Selon la police, le reçu « comporte des éléments clés afin de construire un explosif improvisé, tels que des allumettes de bois et une horloge ».

Le couple aurait fréquenté la mosquée d'Adil Charkaoui

Un des témoins interrogés par la police aurait confié que le profil Facebook d'El Mahdi Jamali contenait une photo d'un drapeau djihadiste ainsi que des vidéos incitant à prendre part à la cause en Syrie.

La police affirme aussi y avoir découvert des publications au sujet d'« islamophobes », de « traîtres » et de « séminaires et conférences au Centre communautaire islamique Assahaba ». La GRC note que cet établissement est géré par Adil Charkaoui, le président du Centre communautaire islamique de l'Est de Montréal. Selon une soeur de Sabrine, le couple a fréquenté le Centre communautaire Assahaba.

La soeur soutient qu'El Mahdi lui a envoyé une vidéo contenant de la propagande djihadiste d'Oussama ben Laden, entre autres.

La GRC a fait une demande à Facebook afin d'obtenir l'historique de la présence des deux jeunes sur le réseau social, leurs publications, contacts et tous les messages reçus et envoyés.

Des informations dans son dossier d'employée à La Ronde?

La GRC a appris que Sabrine Djermane aurait déjà travaillé à La Ronde, tout comme une de ses présumées amies, Shayma Senouci. Cette dernière est soupçonnée d'avoir quitté le Canada le 16 janvier 2015 pour se rendre en Syrie.

Un employé de La Ronde a fait savoir aux enquêteurs qu'il existait un dossier d'employée pour Sabrine, et qu'ils auraient peut-être intérêt à mettre la main dessus. « Les informations se retrouvant dans le dossier pourraient peut-être aider à l'enquête », aurait-il affirmé.

La police a donc fait une demande formelle auprès de La Ronde afin d'obtenir le dossier d'employée, les avis disciplinaires ou suspension (s'il y en a), les références, etc.

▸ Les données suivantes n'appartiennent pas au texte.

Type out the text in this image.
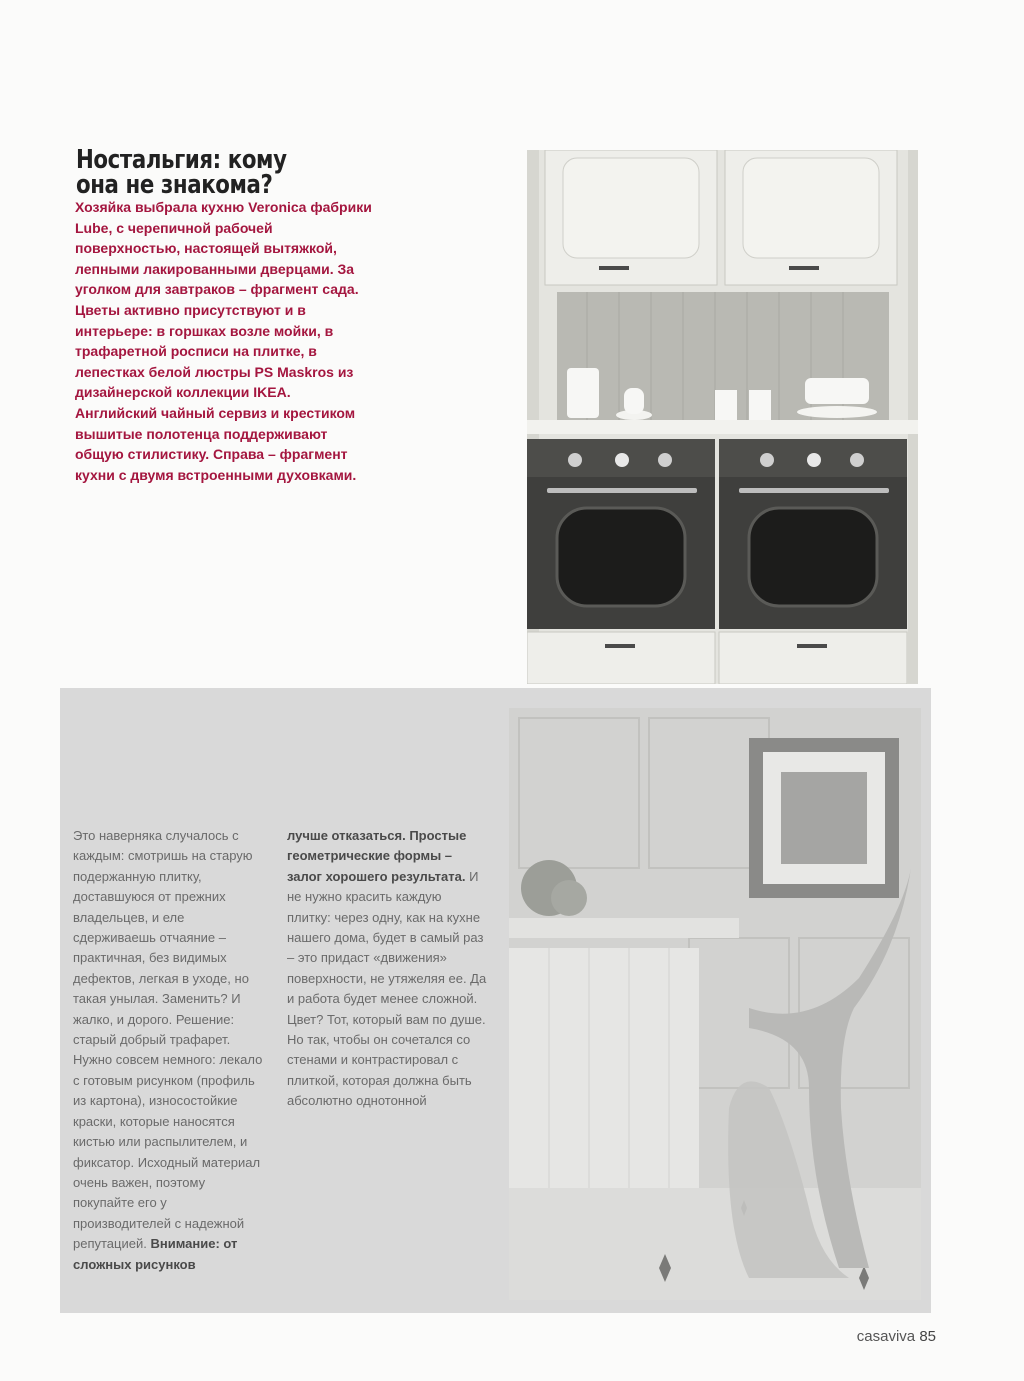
Ностальгия: кому
она не знакома?

Хозяйка выбрала кухню Veronica фабрики Lube, с черепичной рабочей поверхностью, настоящей вытяжкой, лепными лакированными дверцами. За уголком для завтраков – фрагмент сада. Цветы активно присутствуют и в интерьере: в горшках возле мойки, в трафаретной росписи на плитке, в лепестках белой люстры PS Maskros из дизайнерской коллекции IKEA. Английский чайный сервиз и крестиком вышитые полотенца поддерживают общую стилистику. Справа – фрагмент кухни с двумя встроенными духовками.

Это наверняка случалось с каждым: смотришь на старую подержанную плитку, доставшуюся от прежних владельцев, и еле сдерживаешь отчаяние – практичная, без видимых дефектов, легкая в уходе, но такая унылая. Заменить? И жалко, и дорого. Решение: старый добрый трафарет. Нужно совсем немного: лекало с готовым рисунком (профиль из картона), износостойкие краски, которые наносятся кистью или распылителем, и фиксатор. Исходный материал очень важен, поэтому покупайте его у производителей с надежной репутацией. Внимание: от сложных рисунков

лучше отказаться. Простые геометрические формы – залог хорошего результата. И не нужно красить каждую плитку: через одну, как на кухне нашего дома, будет в самый раз – это придаст «движения» поверхности, не утяжеляя ее. Да и работа будет менее сложной. Цвет? Тот, который вам по душе. Но так, чтобы он сочетался со стенами и контрастировал с плиткой, которая должна быть абсолютно однотонной

casaviva 85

Les jeunes auraient été sur le point de quitter le Canada

La GRC dit avoir reçu une information anonyme selon laquelle Sabrine Djermane et El Mahdi Jamali avaient l'intention de quitter le Canada le 2 mai 2015.

Trois jours après leur arrestation, la GRC a donc demandé à la compagnie Air Canada qu'elle fournisse toute l'information au sujet du possible achat de billets.

La police a également demandé à l'entreprise Flight Hub de lui fournir tout itinéraire qui aurait été prévu par les deux jeunes.

« Considérant que l'aspect monétaire est un élément important pour faciliter une activité terroriste, en l'occurrence par l'achat d'équipement et/ou financement de voyages », la GRC a aussi fait appel aux institutions financières du couple pour obtenir les relevés de leurs comptes bancaires et cartes.

De même, la police s'est intéressée aux appels entrants et sortants, messages textes et contacts contenus dans leurs cellulaires.

Les enquêteurs ont aussi demandé des mandats de perquisition afin de fouiller les véhicules de leurs parents.

Procès devant jury cet automne

Dans la plupart des cas, on ignore encore le résultat de ces perquisitions.

Les révélations devraient être faites lors du procès prévu en septembre prochain au palais de justice de Montréal.

Sabrine Djermane et El Mahdi Jamali ont l'intention de se défendre des accusations qui pèsent contre eux.